China has become the leading player within the BRICS in recent years, but troubles in the Middle Kingdom caused by that nation’s incompetent communist government have hobbled economic growth. There are more empty, unused dwellings in China built at the command of paramount leader Xi Jinping than there are total homes in the US. And in keeping with the spirit of the event, no western credit cards may be used in Kazan.


No word yet on who is going to safekeep the national currency backing the unnamed digital tokens that will be used to settle transactions. The BRICS payments scheme lacks a functioning financial system as a foundation. The global payments system based upon the dollar is not merely a function of a large and liquid system for exchanging value in terms of trade, but an equally important system for financing trade and other types of economic activity.


Replacing the dollar is not merely a matter of creating a new means of exchange but of replacing a global market for finance and investment built over half a century following WWII. More to the point, there is no leverage in the new BRICS payments scheme. Will member nations extend credit to other nations that are in deficit?


Perhaps Russia, using its large gold reserves, will propose a new IMF-style lending arrangement to finance trade and current account deficits? Not likely. So far, none of the BRICS nations have shown a willingness to inflate their currencies sufficiently to serve as a viable alternative to the dollar as a global means of exchange. 

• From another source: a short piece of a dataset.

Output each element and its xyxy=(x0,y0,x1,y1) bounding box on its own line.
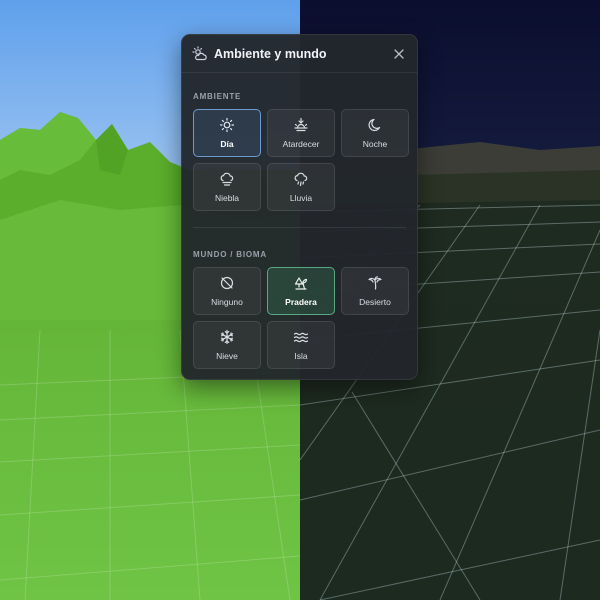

The BRICS proposal to supplant the role of the dollar is inadequate. Less than a replacement for the dollar, the BRICS system seems to be a revival of the gold standard with a veneer of technology provided by blockchains, tokens other superficial techno trappings. Despite Putin’s pretensions about cooperation with the BRICS members, you can be sure that when the Russians sell you oil or arms, they will want to be paid in kind in tangible tradable assets such a commodities, gold or, yes, even dollars.